Yes it can get frustrating weeding through all the players and wannabees but the wait will be worth it when you find the "One" with whom you have mutual respect, communication, and intensity.  You will look into theirr eyes and touch their hands and you will know.  Please wait for that. A D/s relationship can be the best of things or the worst of things.Please wait for the best.

9/29/2012 11:42:11 AM

10/22/2012


Unfortunately I have found in the short time I have been on this site, that there are many who wish to and excel at "mind fucking".  Now I will admit there can be a time and place for that but to use it as a sport to play games with others shows a complete lack of class.  If after a chat or two, we seem to have enough in common to go forward, I will expect a full name, and phone number and be assured I will run a background check so Dom wannabees and players, get a life please and don't waste my time.


10/06/2012

It seems I must clarify my needs a little further.  While I appreciate the attention, I do not do "on-line" relationships and I do not cam.  I am only interested in "local" so please do not email me when you are out of state or even on the other part of my state.  I will not fly to you and not interested in one day quickies when you fly in for business.  I want a local, on going, relationship with a Dom who is near my age, has time to give this journey, and is safe and sane.  I am not looking for a sexual fling and as such am not interested in looking at your equipment and am absolutely not interested in discussing my fantasies with someone other than a potential Dom.  Come on..respect goes both ways.  If you don't respect others, you can't expect it in return.

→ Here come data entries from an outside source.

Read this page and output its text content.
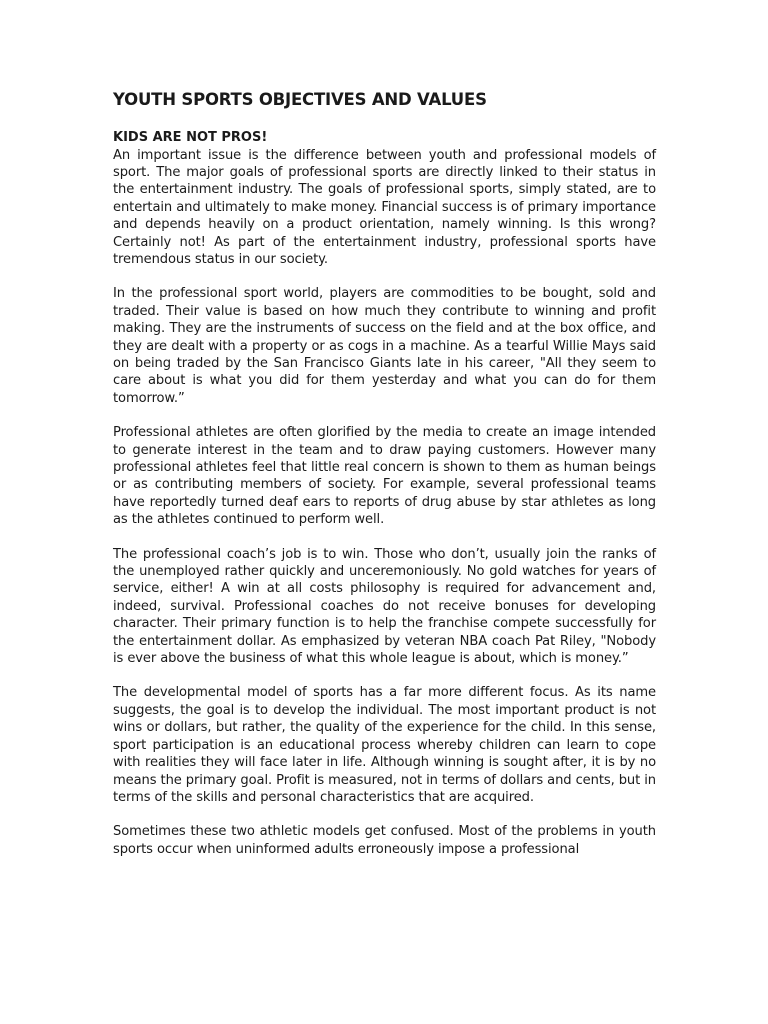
YOUTH SPORTS OBJECTIVES AND VALUES
KIDS ARE NOT PROS!

An important issue is the difference between youth and professional models of sport. The major goals of professional sports are directly linked to their status in the entertainment industry. The goals of professional sports, simply stated, are to entertain and ultimately to make money. Financial success is of primary importance and depends heavily on a product orientation, namely winning. Is this wrong? Certainly not! As part of the entertainment industry, professional sports have tremendous status in our society.

In the professional sport world, players are commodities to be bought, sold and traded. Their value is based on how much they contribute to winning and profit making. They are the instruments of success on the field and at the box office, and they are dealt with a property or as cogs in a machine. As a tearful Willie Mays said on being traded by the San Francisco Giants late in his career, "All they seem to care about is what you did for them yesterday and what you can do for them tomorrow.”

Professional athletes are often glorified by the media to create an image intended to generate interest in the team and to draw paying customers. However many professional athletes feel that little real concern is shown to them as human beings or as contributing members of society. For example, several professional teams have reportedly turned deaf ears to reports of drug abuse by star athletes as long as the athletes continued to perform well.

The professional coach’s job is to win. Those who don’t, usually join the ranks of the unemployed rather quickly and unceremoniously. No gold watches for years of service, either! A win at all costs philosophy is required for advancement and, indeed, survival. Professional coaches do not receive bonuses for developing character. Their primary function is to help the franchise compete successfully for the entertainment dollar. As emphasized by veteran NBA coach Pat Riley, "Nobody is ever above the business of what this whole league is about, which is money.”

The developmental model of sports has a far more different focus. As its name suggests, the goal is to develop the individual. The most important product is not wins or dollars, but rather, the quality of the experience for the child. In this sense, sport participation is an educational process whereby children can learn to cope with realities they will face later in life. Although winning is sought after, it is by no means the primary goal. Profit is measured, not in terms of dollars and cents, but in terms of the skills and personal characteristics that are acquired.

Sometimes these two athletic models get confused. Most of the problems in youth sports occur when uninformed adults erroneously impose a professional
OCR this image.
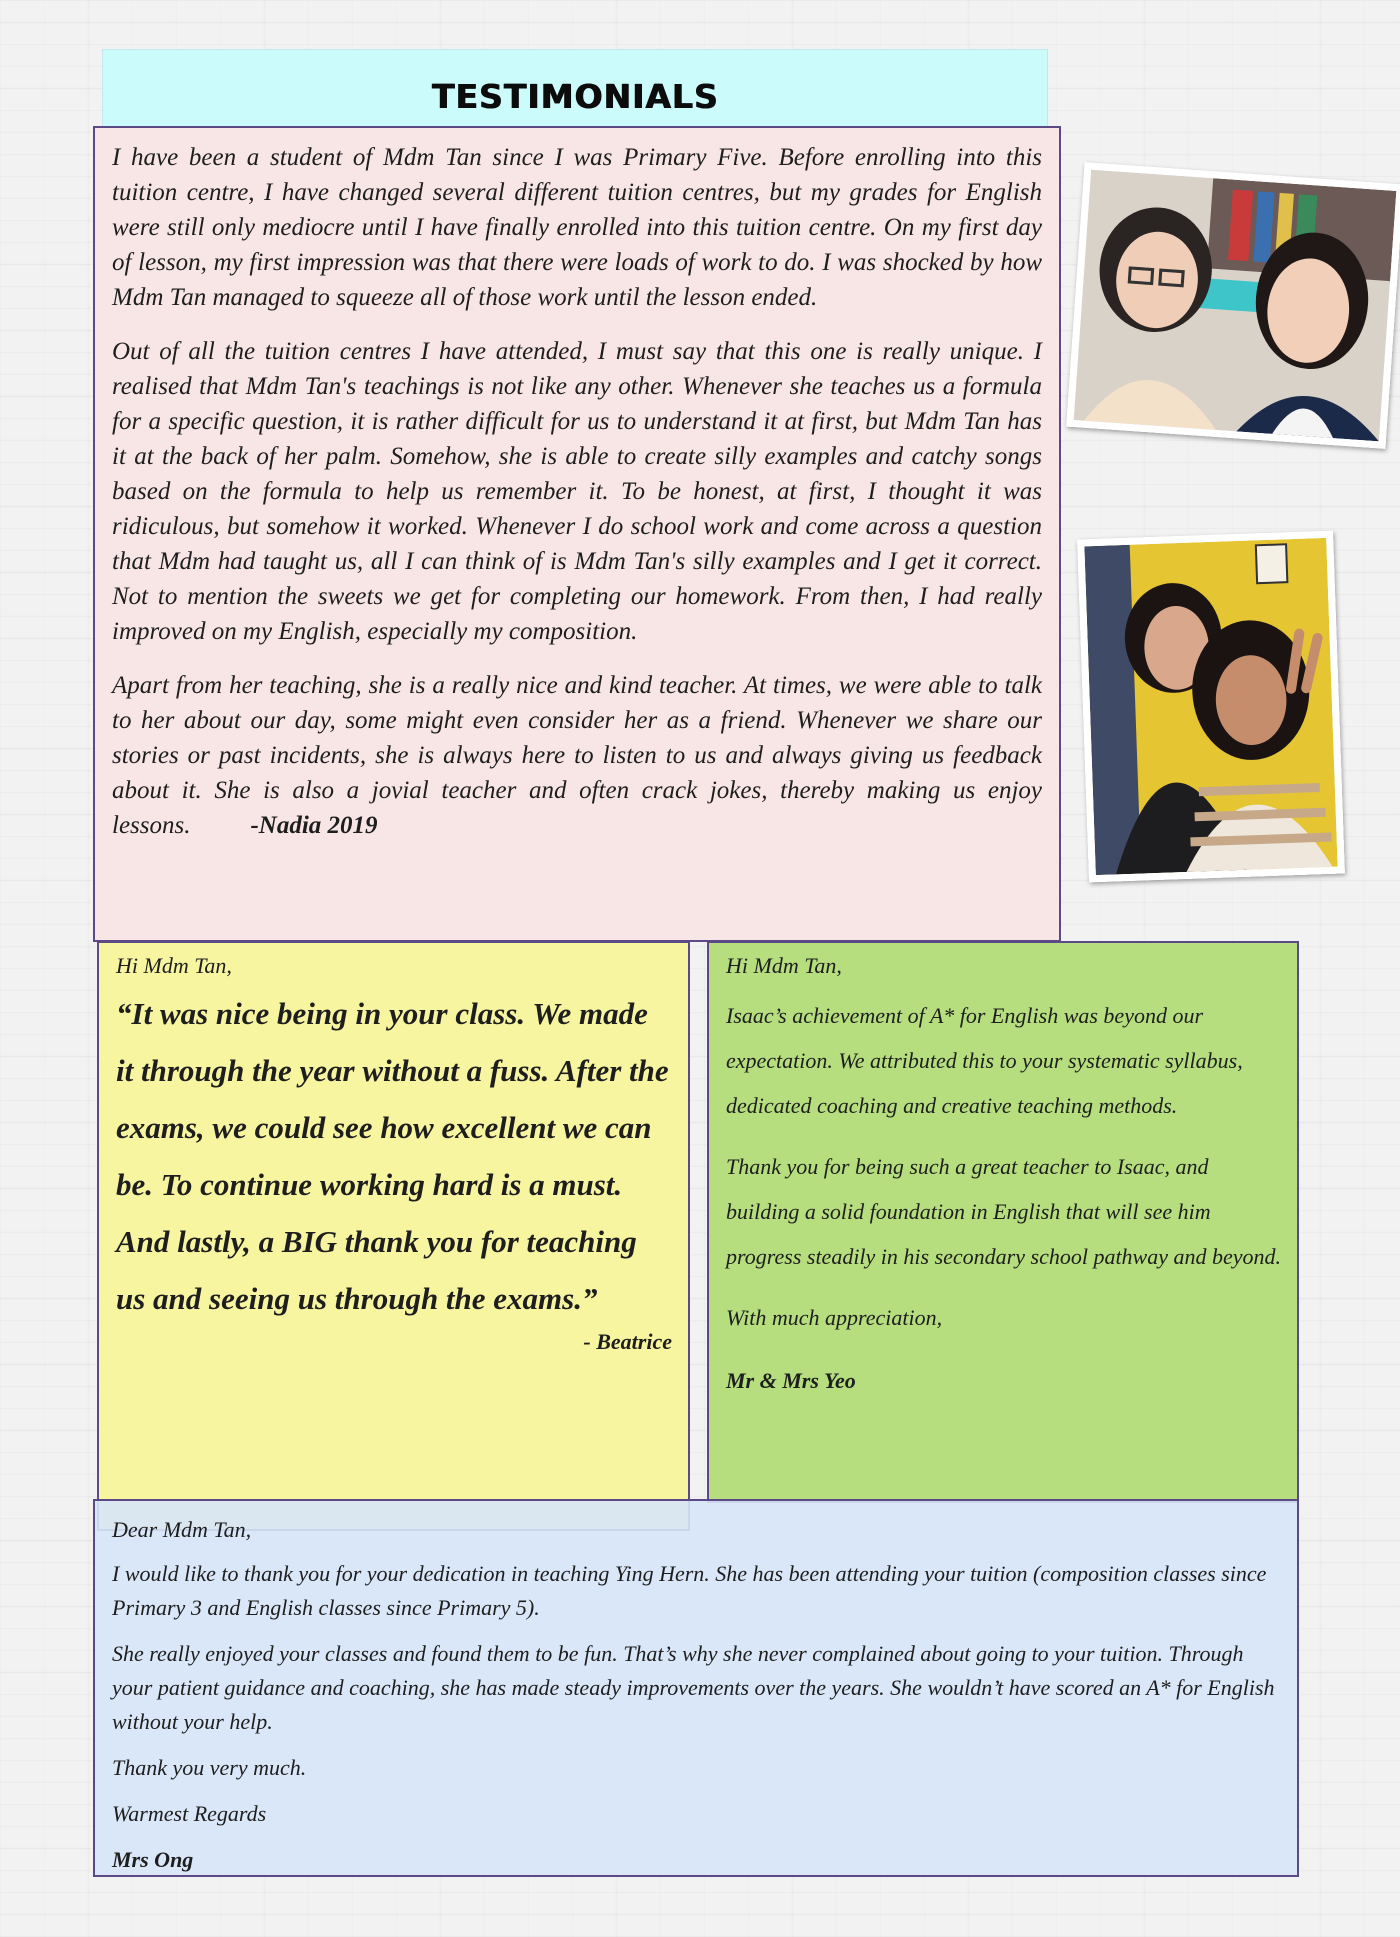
TESTIMONIALS

I have been a student of Mdm Tan since I was Primary Five. Before enrolling into this tuition centre, I have changed several different tuition centres, but my grades for English were still only mediocre until I have finally enrolled into this tuition centre. On my first day of lesson, my first impression was that there were loads of work to do. I was shocked by how Mdm Tan managed to squeeze all of those work until the lesson ended.

Out of all the tuition centres I have attended, I must say that this one is really unique. I realised that Mdm Tan's teachings is not like any other. Whenever she teaches us a formula for a specific question, it is rather difficult for us to understand it at first, but Mdm Tan has it at the back of her palm. Somehow, she is able to create silly examples and catchy songs based on the formula to help us remember it. To be honest, at first, I thought it was ridiculous, but somehow it worked. Whenever I do school work and come across a question that Mdm had taught us, all I can think of is Mdm Tan's silly examples and I get it correct. Not to mention the sweets we get for completing our homework. From then, I had really improved on my English, especially my composition.

Apart from her teaching, she is a really nice and kind teacher. At times, we were able to talk to her about our day, some might even consider her as a friend. Whenever we share our stories or past incidents, she is always here to listen to us and always giving us feedback about it. She is also a jovial teacher and often crack jokes, thereby making us enjoy lessons. -Nadia 2019

Hi Mdm Tan,

“It was nice being in your class. We made it through the year without a fuss. After the exams, we could see how excellent we can be. To continue working hard is a must. And lastly, a BIG thank you for teaching us and seeing us through the exams.”

- Beatrice

Hi Mdm Tan,

Isaac’s achievement of A* for English was beyond our expectation. We attributed this to your systematic syllabus, dedicated coaching and creative teaching methods.

Thank you for being such a great teacher to Isaac, and building a solid foundation in English that will see him progress steadily in his secondary school pathway and beyond.

With much appreciation,

Mr & Mrs Yeo

Dear Mdm Tan,

I would like to thank you for your dedication in teaching Ying Hern. She has been attending your tuition (composition classes since Primary 3 and English classes since Primary 5).

She really enjoyed your classes and found them to be fun. That’s why she never complained about going to your tuition. Through your patient guidance and coaching, she has made steady improvements over the years. She wouldn’t have scored an A* for English without your help.

Thank you very much.

Warmest Regards

Mrs Ong
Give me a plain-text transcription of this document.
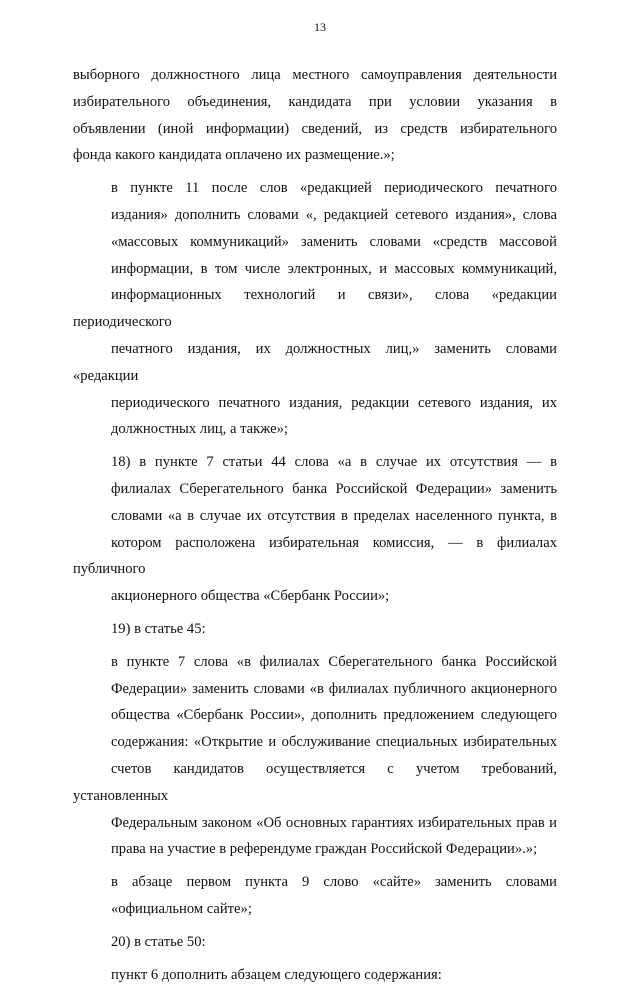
13

выборного должностного лица местного самоуправления деятельности
избирательного объединения, кандидата при условии указания в
объявлении (иной информации) сведений, из средств избирательного
фонда какого кандидата оплачено их размещение.»;

в пункте 11 после слов «редакцией периодического печатного
издания» дополнить словами «, редакцией сетевого издания», слова
«массовых коммуникаций» заменить словами «средств массовой
информации, в том числе электронных, и массовых коммуникаций,
информационных технологий и связи», слова «редакции периодического
печатного издания, их должностных лиц,» заменить словами «редакции
периодического печатного издания, редакции сетевого издания, их
должностных лиц, а также»;

18) в пункте 7 статьи 44 слова «а в случае их отсутствия — в
филиалах Сберегательного банка Российской Федерации» заменить
словами «а в случае их отсутствия в пределах населенного пункта, в
котором расположена избирательная комиссия, — в филиалах публичного
акционерного общества «Сбербанк России»;

19) в статье 45:

в пункте 7 слова «в филиалах Сберегательного банка Российской
Федерации» заменить словами «в филиалах публичного акционерного
общества «Сбербанк России», дополнить предложением следующего
содержания: «Открытие и обслуживание специальных избирательных
счетов кандидатов осуществляется с учетом требований, установленных
Федеральным законом «Об основных гарантиях избирательных прав и
права на участие в референдуме граждан Российской Федерации».»;

в абзаце первом пункта 9 слово «сайте» заменить словами
«официальном сайте»;

20) в статье 50:

пункт 6 дополнить абзацем следующего содержания:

I have come back to the lifestyle after a few years absence and found it much changed.  Or perhaps I was just lucky in my past Masters.  I was always cared for, respected, protected, and my needs were as important as my Master's needs.

It seems that has become a novel concept.  No longer is a M/s relationship a symbiotic relationship with one's wishes and needs feeding the others.  No longer does the Master understand that it is necessary for a submissive to have a reason to return..that they must feel safe, and respected, and fulfilled, both emotionally and physically to be able with a open and a glad heart to fulfill their Master's needs.

I have received much attention and many invitations which is always nice and flattering.  But if you are One that thinks a submissive is just a shell for you to empty yourself into or just a "thing" to use to satisfy your fantasies or your "God" complex, please do us both a favor and pass me by.

In being submissive I of course want to please my Master but I  require my basic needs met also which requires you take the time to actually know me, to respect the pace my inexperience may require you to travel our journey, and to make sure I leave feeling secure and happy and yearning for our next adventure.  If this is more effort than I am worth to you, please again pass  me by.